La terquedad y mi vocho
Aterrada y triste, lloré amargamente
Por Sara Trejo de Hernández
Iba conduciendo mi Volkswagen por la Calzada de Tlalpan, en la Ciudad de México. Le acababa de comprar las salpicaderas, por lo que lucía muy bonito. Eran los 80 y venía de la fiesta de despedida de soltera de mi mejor amiga. El reloj marcaba casi las 12 de la noche. Mi auto era el único que ocupaba la avenida.
De pronto vi que otro auto se me acercaba con rapidez. Yo estaba en uno de los carriles de alta velocidad, pero no junto a la barda del Metro, sino el que seguía. Como no había nadie más, cuando me echó las luces altas, pensé: «¿Por qué me voy a quitar? Que se mueva él. Tiene toda la calzada para rebasarme».

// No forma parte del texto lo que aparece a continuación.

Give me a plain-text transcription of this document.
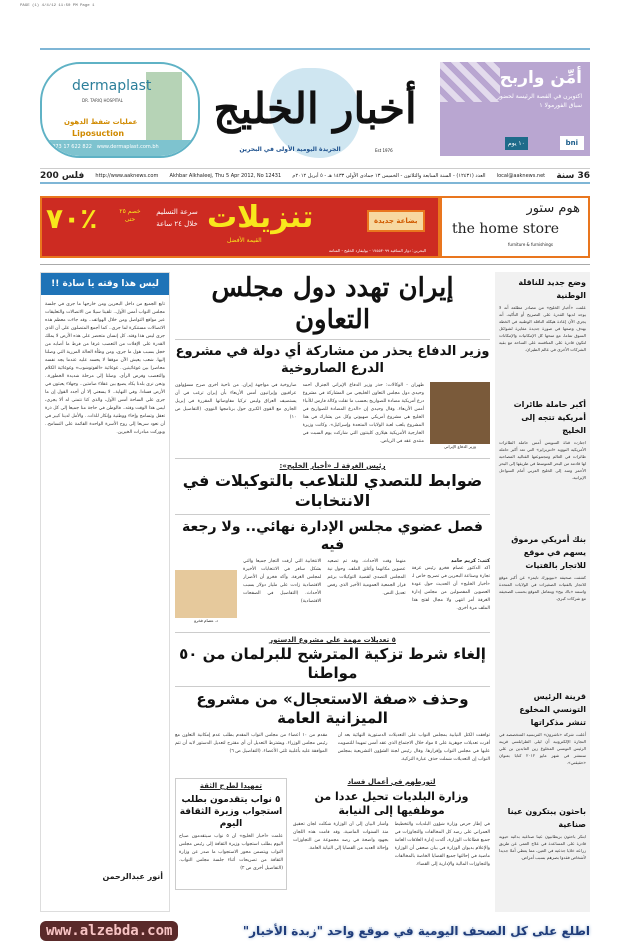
PAGE (1) 4/4/12 11:50 PM Page 1
أمِّن واربح
اكتوبرن في الفصة الرئيسة لحضور سباق الفورمولا ١
١٠ يوم	bni
أخبار الخليج
الجريدة اليومية الأولى في البحرين	Est 1976
dermaplast
DR. TARIQ HOSPITAL
عمليات شفط الدهون
Liposuction
+973 17 622 822 www.dermaplast.com.bh
200 فلس http://www.aaknews.com Akhbar Alkhaleej, Thu 5 Apr 2012, No 12431 العدد (١٢٤٣١) - السنة السابعة والثلاثون - الخميس ١٣ جمادى الأولى ١٤٣٣ هـ - ٥ أبريل ٢٠١٢م local@aaknews.net 36 سنة
٧٠٪	خصم ٢٥ حتى
سرعة التسليم خلال ٢٤ ساعة تنزيلات
القيمة الأفضل
بضاعة جديدة
البحرين: دوار الساقية ١٧٥٥٣٠٩٩ - بوليفارد الخليج - المنامة
هوم ستور
the home store
furniture & furnishings
ليس هذا وقته يا سادة !!
تابع الجميع من داخل البحرين ومن خارجها ما جرى في جلسة مجلس النواب أمس الأول.. تلقينا سيلا من الاتصالات والتعليقات عبر مواقع التواصل ومن خلال الهواتف.. وقد جاءت معظم هذه الاتصالات مستنكرة لما جرى.. كما أجمع المتصلون على أن الذي جرى ليس هذا وقته. كل إنسان متحضر على هذه الأرض لا يملك القدرة على الإفلات من التعصب عرقا من فرط ما أصابه من خجل بسبب هول ما جرى، ومن وطأة الحالة المزرية التي وصلنا إليها. شعب يعيش الآن موقفا لا يحسد عليه عندما يجد نفسه محاصرا بين غوغائيتين.. غوغائية «الفوتوشوب» وغوغائية الكلام والتعصب وفرض الرأي. وصلنا إلى مرحلة شديدة الخطورة.. ونحن نرى بلدنا يكاد يضيع بين عقلاء صامتين.. وجهلاء يعبثون في الأرض فسادا. وفي النهاية.. لا يسعني إلا أن أجدد القول إن ما جرى على الساحة أمس الأول، والذي كنا نتمنى له ألا يجري، ليس هذا الوقت وقته.. فالوطن في حاجة منا جميعا إلى كل ذرة تعقل وتسامح وإخاء ووطنية وإنكار للذات.. والأمل لدينا كبير في أن نعود سريعا إلى روح الأسرة الواحدة القائمة على التسامح.. وبوركت مبادرات الخيرين.
أنور عبدالرحمن
إيران تهدد دول مجلس التعاون
وزير الدفاع يحذر من مشاركة أي دولة في مشروع الدرع الصاروخية
وزير الدفاع الإيراني
طهران - الوكالات: حذر وزير الدفاع الإيراني الجنرال أحمد وحيدي دول مجلس التعاون الخليجي من المشاركة في مشروع درع أمريكية مضادة للصواريخ بحسب ما نقلت وكالة فارس للأنباء أمس الأربعاء. وقال وحيدي إن «الدرع المضادة للصواريخ في الخليج هي مشروع أمريكي صهيوني وكل من يشارك في هذا المشروع يلعب لعبة الولايات المتحدة وإسرائيل». وكانت وزيرة الخارجية الأمريكية هيلاري كلينتون التي شاركت يوم السبت في منتدى عقد في الرياض.
صاروخية في مواجهة إيران. من ناحية أخرى صرح مسؤولون عراقيون وإيرانيون أمس الأربعاء بأن إيران ترغب في أن يستضيف العراق وليس تركيا مفاوضاتها المقررة في إبريل الجاري مع القوى الكبرى حول برنامجها النووي. (التفاصيل ص ١٠)
رئيس الغرفة لـ «أخبار الخليج»:
ضوابط للتصدي للتلاعب بالتوكيلات في الانتخابات
فصل عضوي مجلس الإدارة نهائي.. ولا رجعة فيه
كتب: كريم حامد
أكد الدكتور عصام فخرو رئيس غرفة تجارة وصناعة البحرين في تصريح خاص لـ «أخبار الخليج» أن الحديث حول عودة العضوين المفصولين من مجلس إدارة الغرفة أمر انتهى ولا مجال لفتح هذا الملف مرة أخرى.
منهما وقت الأحداث، وقد تم تصعيد عضوين مكانهما وأغلق الملف. وحول نية المجلس التصدي لقضية التوكيلات برغم قرار الجمعية العمومية الأخير الذي رفض تعديل النص.
الانتخابية التي أرقت التجار جميعا والتي بشكل سافر في الانتخابات الأخيرة لمجلس الغرفة. وأكد فخرو أن الأضرار الاقتصادية زادت على مليار دولار بسبب الأحداث. (التفاصيل في الصفحات الاقتصادية)
د. عصام فخرو
٥ تعديلات مهمة على مشروع الدستور
إلغاء شرط تزكية المترشح للبرلمان من ٥٠ مواطنا
وحذف «صفة الاستعجال» من مشروع الميزانية العامة
توافقت الكتل النيابية بمجلس النواب على التعديلات الدستورية النهائية بعد أن أقرت تعديلات جوهرية على ٥ مواد خلال الاجتماع الذي عقد أمس تمهيدا للتصويت عليها في مجلس النواب وإقرارها. وقال رئيس لجنة الشؤون التشريعية بمجلس النواب إن التعديلات شملت حذف عبارة التزكية.
مقدم من ١٠ أعضاء من مجلس النواب المقدم بطلب عدم إمكانية التعاون مع رئيس مجلس الوزراء. ويشترط التعديل أن أي مقترح لتعديل الدستور لابد أن تتم الموافقة عليه بأغلبية ثلثي الأعضاء. (التفاصيل ص ٦)
لتورطهم في أعمال فساد
وزارة البلديات تحيل عددا من موظفيها إلى النيابة
في إطار حرص وزارة شؤون البلديات والتخطيط العمراني على رصد كل المخالفات والتجاوزات في جميع قطاعات الوزارة، أكدت إدارة العلاقات العامة والإعلام بديوان الوزارة في بيان صحفي أن الوزارة ماضية في إحالتها جميع القضايا الخاصة بالمخالفات والتجاوزات المالية والإدارية إلى القضاء.
وأشار البيان إلى أن الوزارة شكلت لجان تحقيق منذ السنوات الماضية، وقد قامت هذه اللجان بجهود واضحة في رصد مجموعة من التجاوزات وإحالة العديد من القضايا إلى النيابة العامة.
تمهيدا لطرح الثقة
٥ نواب يتقدمون بطلب استجواب وزيرة الثقافة اليوم
علمت «أخبار الخليج» أن ٥ نواب سيتقدمون صباح اليوم بطلب استجواب وزيرة الثقافة إلى رئيس مجلس النواب ويتضمن محور الاستجواب ما صدر عن وزارة الثقافة من تصريحات أثناء جلسة مجلس النواب. (التفاصيل أخرى ص ٢)
وضع جديد للناقلة الوطنية
علمت «أخبار الخليج» من مصادر مطلعة أنه لا يوجد لديها القدرة على التصريح أو التأكيد، أنه يجري الآن إعادة هيكلة الناقلة الوطنية في الخطة بهدف وضعها في صورة جديدة مغايرة لشواغل السوق تماما، مع منحها كل الإمكانيات والإمكانات لتكون قادرة على المنافسة على الساحة مع بقية الشركات الأخرى في عالم الطيران.
أكبر حاملة طائرات أمريكية تتجه إلى الخليج
اجتازت قناة السويس أمس حاملة الطائرات الأمريكية النووية «انتربرايز» التي تعد أكبر حاملة طائرات في العالم ومجموعتها القتالية المصاحبة لها قادمة من البحر المتوسط في طريقها إلى البحر الأحمر ومنه إلى الخليج العربي أمام السواحل الإيرانية.
بنك أمريكي مرموق يسهم في موقع للاتجار بالفتيات
كشفت صحيفة «نيويورك تايمز» عن أكبر موقع للاتجار بالفتيات الصغيرات في الولايات المتحدة واسمه «باك بيج» ويتعامل الموقع بحسب الصحيفة مع شركات كبرى.
قرينة الرئيس التونسي المخلوع تنشر مذكراتها
أعلنت شركة «ناشرون» الفرنسية المتخصصة في التجارة الإلكترونية أن ليلى الطرابلسي قرينة الرئيس التونسي المخلوع زين العابدين بن علي ستنشر في شهر مايو ٢٠١٢ كتابا بعنوان «حقيقتي».
باحثون يبتكرون عينا صناعية
ابتكر باحثون بريطانيون عينا صناعية بدائية حيوية قادرة على المساعدة في علاج العمى عن طريق زراعة خلايا جذعية في العين، مما يعطي أملا جديدا لأشخاص فقدوا بصرهم بسبب أمراض.
www.alzebda.com	اطلع على كل الصحف اليومية في موقع واحد "زبدة الأخبار"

Así que no me quité. El auto no tardó en pasar por mi lado derecho, pero en vez de irse veloz como había llegado, me empezó a empujar hacia la pared de contención del Metro. ¡Su intención era que me estampara contra la barda! Pero su defensa se atoró con mi salpicadera y la arrancó con todo y estribo. Luego se fue.
Aterrada y triste, lloré amargamente. Estaba avergonzada de mi actitud. La Palabra de Dios me había dicho en varias ocasiones: «Todo hombre prudente procede con sabiduría; mas el necio manifestará necedad» (Proverbios 13:16).
Si solo me hubiera movido no habría pasado nada. Pero en mi terquedad el Señor me dejó experimentar las consecuencias de mi desobediencia.
Esta experiencia dejó una profunda huella en mí. Quisiera decir que nunca más he sido necia. Desafortunadamente no puedo afirmarlo, pero sí he tenido más cuidado para evitar actuar así.